There is evidence that, willy-nilly, some of the economic irrationalities that go back to the socialist era are being undone during the pandemic, nearly 73 years on. In her announcements on the Atmanirbhar Bharat programme, Finance Minister Nirmala Sitharaman spelled out a number of changes that redefined the scope of Medium Small and Micro Enterprises (MSMEs). The original proving ground of Gandhian economics, the MSME sector had not only become stunted due to perverse incentives. The moment an enterprise grew beyond a certain scale, the help it received from government vanished. This was by design: India needed its ‘village-scale industrial enterprises’ and economic levers in the government’s hands were going to ensure that. It does not take too much thinking to understand why India never got its mittelstand, the backbone of Germany’s industrial wonder. Indian MSMEs had to adhere to an ideological nostrum; output and productivity were not there in the equation at all. In the times ahead, this is likely to change.
Where India needs to be cautious on Atmanirbhar Bharat is in not going overboard.

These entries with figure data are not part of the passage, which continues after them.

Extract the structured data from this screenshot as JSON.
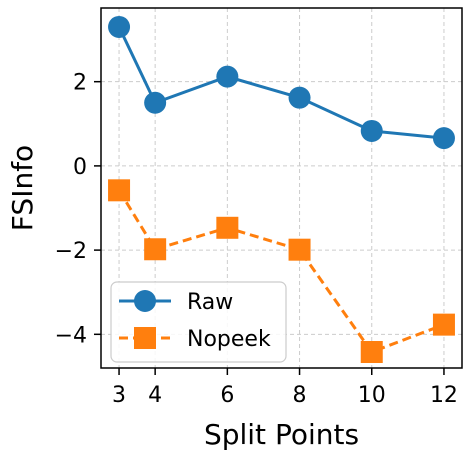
{
  "chart_data": {
    "type": "line",
    "xlabel": "Split Points",
    "ylabel": "FSInfo",
    "x": [
      3,
      4,
      6,
      8,
      10,
      12
    ],
    "xticks": [
      3,
      4,
      6,
      8,
      10,
      12
    ],
    "yticks": [
      -4,
      -2,
      0,
      2
    ],
    "ytick_labels": [
      "−4",
      "−2",
      "0",
      "2"
    ],
    "xlim": [
      2.5,
      12.5
    ],
    "ylim": [
      -4.8,
      3.75
    ],
    "grid": true,
    "legend_position": "lower-left",
    "series": [
      {
        "name": "Raw",
        "values": [
          3.3,
          1.5,
          2.12,
          1.62,
          0.83,
          0.66
        ],
        "color": "#1f77b4",
        "line_style": "solid",
        "marker": "circle"
      },
      {
        "name": "Nopeek",
        "values": [
          -0.58,
          -1.98,
          -1.47,
          -1.99,
          -4.42,
          -3.77
        ],
        "color": "#ff7f0e",
        "line_style": "dashed",
        "marker": "square"
      }
    ]
  }
}
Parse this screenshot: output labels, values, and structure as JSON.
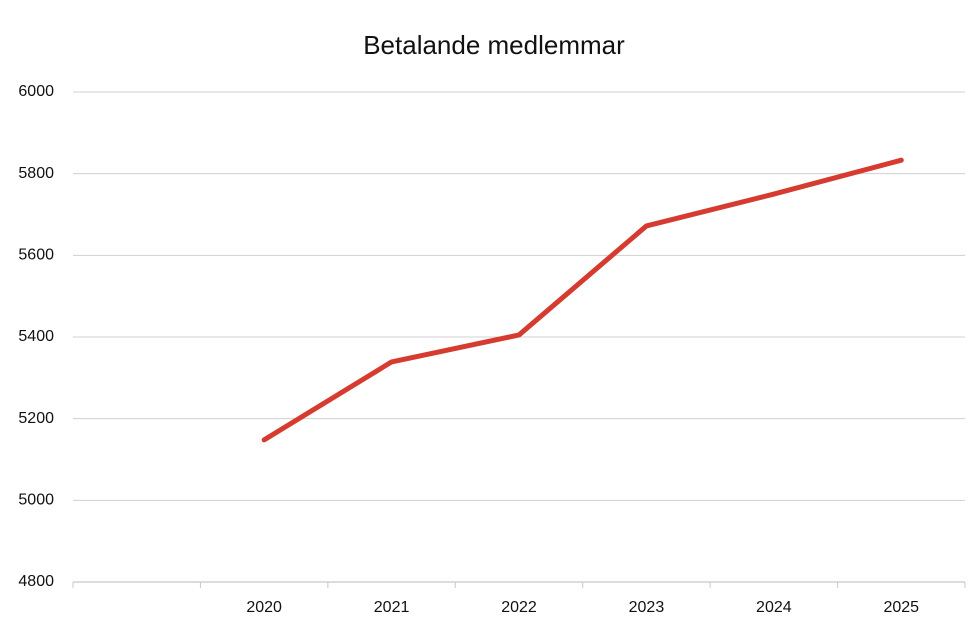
{
  "chart_data": {
    "type": "line",
    "title": "Betalande medlemmar",
    "categories": [
      null,
      "2020",
      "2021",
      "2022",
      "2023",
      "2024",
      "2025"
    ],
    "series": [
      {
        "name": "Betalande medlemmar",
        "color": "#d63b30",
        "values": [
          null,
          5148,
          5339,
          5405,
          5672,
          5750,
          5833
        ]
      }
    ],
    "ylim": [
      4800,
      6000
    ],
    "yticks": [
      4800,
      5000,
      5200,
      5400,
      5600,
      5800,
      6000
    ],
    "grid": true
  }
}
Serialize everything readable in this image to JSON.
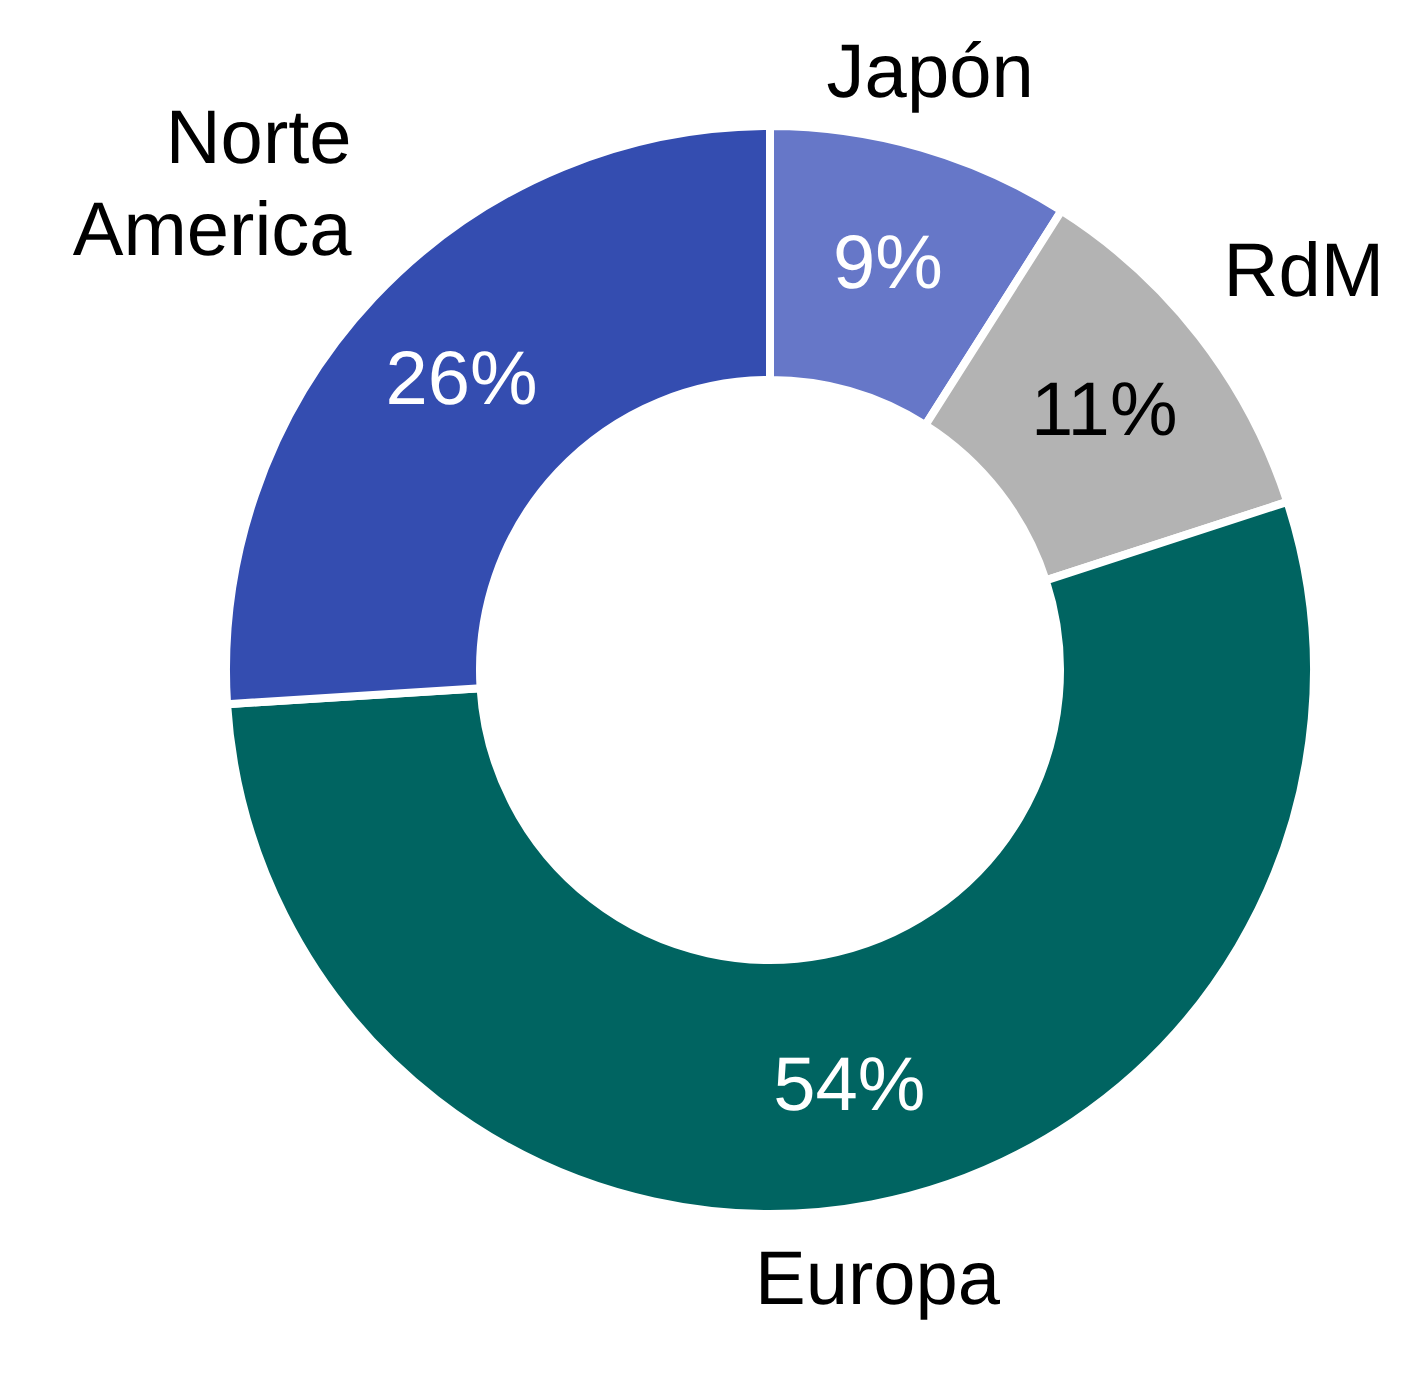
{
  "chart_data": {
    "type": "donut",
    "categories": [
      "Japón",
      "RdM",
      "Europa",
      "Norte\nAmerica"
    ],
    "values": [
      9,
      11,
      54,
      26
    ],
    "colors": [
      "#6677c8",
      "#b3b3b3",
      "#006461",
      "#344db0"
    ],
    "value_labels": [
      "9%",
      "11%",
      "54%",
      "26%"
    ],
    "legend": false
  }
}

It ought to be a pragmatic ideal to cope with the world’s changing economic landscape. Ideological formulations, ones that have been so damaging to India’s economic fortunes, need to be avoided. It should not be forgotten that India achieved high growth rates at that time when it engaged openly and confidently with the world. Three issues in particular need to be kept in mind. First, self-reliance should not be confounded with self-sufficiency. The latter is a product of an imagination that will take India into an economic rabbit hole. At no point should India close its doors to foreign capital, ideas and technology. Second, government should never get into the game of picking losers and winners among business enterprises. That path leads to inefficiency and cronyism. Third, there is little doubt that global trade is weakening. Trade wars, protectionism and all the pathologies that were once thought to have been banished have returned with a bang. Yet, in spite of all these problems, India and Indian firms need to keep exploring and finding new export markets. That is the only way to ensure that foreign investment continues to flow into India without causing macroeconomic problems down the road. India has always displayed export pessimism for a long time and the idea keeps on appearing in different forms. This ought to be banished.